The rules have changed

The one-two punch of income vulnerability and rising costs have weakened the middle class, but the revision of the rules of financing is delivering a death blow to millions of families. Since the early 1980s, the credit industry has rewritten the rules of issuing credit to families. Congress has turned the credit industry loose to charge whatever they can get and to bury tricks and traps throughout their credit agreements. Credit card contracts that were less than a page long in the early 1980s now number 30 or more pages of small-print legalese. In the details, credit card companies lend money at one rate, but retain the right to change the interest rate whenever it suits them. They can even raise the rate after the money has been borrowed—a practice once considered too shady for even a back-alley loan shark. When they think they have been cheated, customers in one state are forced into arbitration in locations thousands of miles from home. Companies claim that they can repossess anything a customer buys with a credit card.

Credit card issuers are not alone in their boldness. Home mortgage lenders are writing mortgages that are so one-sided that some of their products are known as “loan-to-own” because it is the mortgage company—not the buyer—who will end up with the house. Payday lenders are ringing military bases and setting up shop in working class neighborhoods, offering instant cash that can eventually cost the customer more than a thousand percent interest.

For those who can stay out of debt, the rules of lending may not matter.

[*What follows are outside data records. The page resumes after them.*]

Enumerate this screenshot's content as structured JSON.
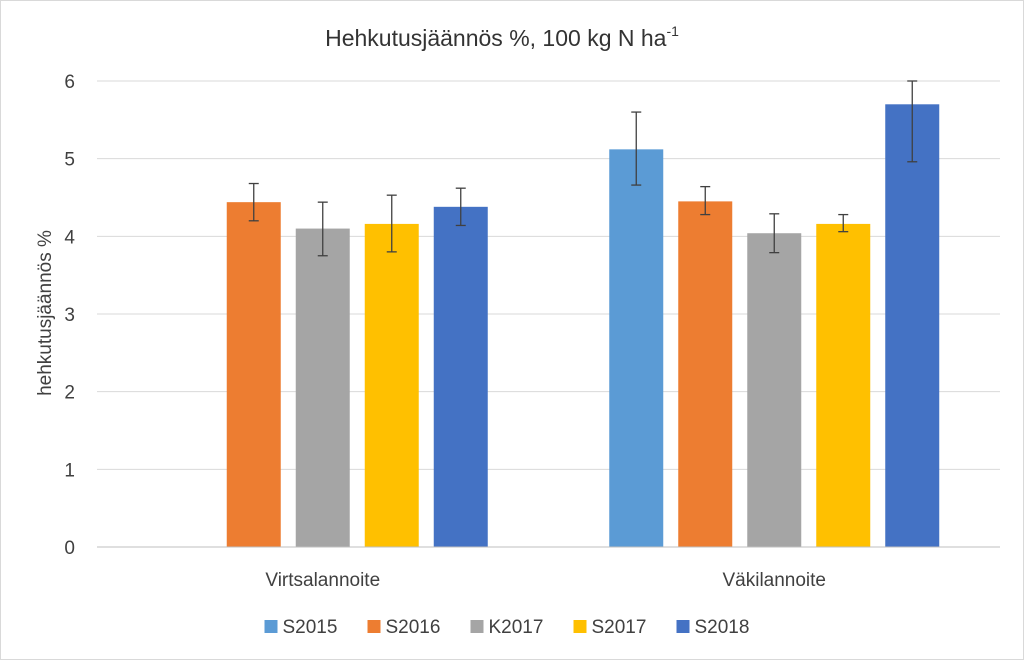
{
  "chart_data": {
    "type": "bar",
    "title": "Hehkutusjäännös %, 100 kg N ha",
    "title_superscript": "-1",
    "ylabel": "hehkutusjäännös %",
    "xlabel": "",
    "ylim": [
      0,
      6
    ],
    "yticks": [
      0,
      1,
      2,
      3,
      4,
      5,
      6
    ],
    "grid": true,
    "legend_position": "bottom",
    "categories": [
      "Virtsalannoite",
      "Väkilannoite"
    ],
    "series": [
      {
        "name": "S2015",
        "color": "#5b9bd5",
        "values": [
          null,
          5.12
        ],
        "error_low": [
          null,
          4.66
        ],
        "error_high": [
          null,
          5.6
        ]
      },
      {
        "name": "S2016",
        "color": "#ed7d31",
        "values": [
          4.44,
          4.45
        ],
        "error_low": [
          4.2,
          4.28
        ],
        "error_high": [
          4.68,
          4.64
        ]
      },
      {
        "name": "K2017",
        "color": "#a5a5a5",
        "values": [
          4.1,
          4.04
        ],
        "error_low": [
          3.75,
          3.79
        ],
        "error_high": [
          4.44,
          4.29
        ]
      },
      {
        "name": "S2017",
        "color": "#ffc000",
        "values": [
          4.16,
          4.16
        ],
        "error_low": [
          3.8,
          4.06
        ],
        "error_high": [
          4.53,
          4.28
        ]
      },
      {
        "name": "S2018",
        "color": "#4472c4",
        "values": [
          4.38,
          5.7
        ],
        "error_low": [
          4.14,
          4.96
        ],
        "error_high": [
          4.62,
          6.0
        ]
      }
    ]
  }
}
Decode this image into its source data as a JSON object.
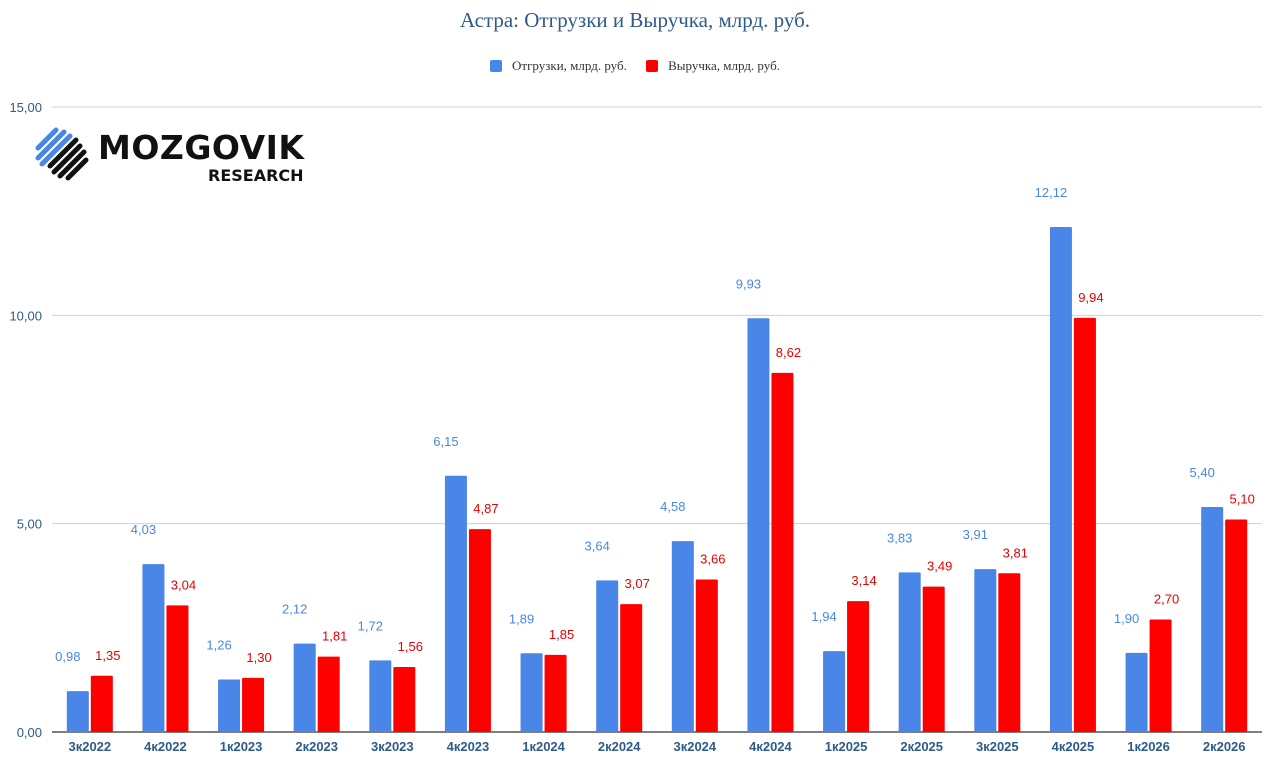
{
  "chart_data": {
    "type": "bar",
    "title": "Астра: Отгрузки и Выручка, млрд. руб.",
    "categories": [
      "3к2022",
      "4к2022",
      "1к2023",
      "2к2023",
      "3к2023",
      "4к2023",
      "1к2024",
      "2к2024",
      "3к2024",
      "4к2024",
      "1к2025",
      "2к2025",
      "3к2025",
      "4к2025",
      "1к2026",
      "2к2026"
    ],
    "series": [
      {
        "name": "Отгрузки, млрд. руб.",
        "color": "#4a86e8",
        "values": [
          0.98,
          4.03,
          1.26,
          2.12,
          1.72,
          6.15,
          1.89,
          3.64,
          4.58,
          9.93,
          1.94,
          3.83,
          3.91,
          12.12,
          1.9,
          5.4
        ],
        "labels": [
          "0,98",
          "4,03",
          "1,26",
          "2,12",
          "1,72",
          "6,15",
          "1,89",
          "3,64",
          "4,58",
          "9,93",
          "1,94",
          "3,83",
          "3,91",
          "12,12",
          "1,90",
          "5,40"
        ]
      },
      {
        "name": "Выручка, млрд. руб.",
        "color": "#ff0000",
        "values": [
          1.35,
          3.04,
          1.3,
          1.81,
          1.56,
          4.87,
          1.85,
          3.07,
          3.66,
          8.62,
          3.14,
          3.49,
          3.81,
          9.94,
          2.7,
          5.1
        ],
        "labels": [
          "1,35",
          "3,04",
          "1,30",
          "1,81",
          "1,56",
          "4,87",
          "1,85",
          "3,07",
          "3,66",
          "8,62",
          "3,14",
          "3,49",
          "3,81",
          "9,94",
          "2,70",
          "5,10"
        ]
      }
    ],
    "ylim": [
      0,
      15
    ],
    "yticks": [
      0,
      5,
      10,
      15
    ],
    "ytick_labels": [
      "0,00",
      "5,00",
      "10,00",
      "15,00"
    ],
    "xlabel": "",
    "ylabel": "",
    "grid": true,
    "legend_position": "top-center"
  },
  "logo": {
    "word": "MOZGOVIK",
    "sub": "RESEARCH"
  }
}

But the economic pressures on the middle class—stagnant wages, the need to pull down two salaries to support a family, and the rising costs of the basic expenses—are causing more families to turn to credit just to make ends meet. When something goes wrong—a job loss, an illness or accident, or a family break-up—the only place to turn is credit cards and mortgage refinancing. At that moment, the change in lending rules matters. The family that might manage $2,000 of debt at 9%, discovers that it cannot stay afloat when interest rates skyrocket to 29%. And the family that refinanced the home mortgage into a larger loan may be staring at foreclosure. Job losses or medical debts can put any family in a hole, but a credit industry that has rewritten the rules can keep that family from ever climbing back.

What happens to our middle class?

Family by family, the middle class now faces higher risks that a job loss or a medical problem will push them over the edge. They are working harder than ever just to maintain a tenuous grasp on a middle-class life. Plenty of families make it, but a growing number of those who worked just as hard and followed the rules just as carefully find themselves in a financial nightmare. A once-secure middle class has disappeared. In its place are millions of families whose grip on the good life can be shaken loose in an instant.

Elizabeth Warren is the Leo Gottlieb Professor of Law at Harvard Law School.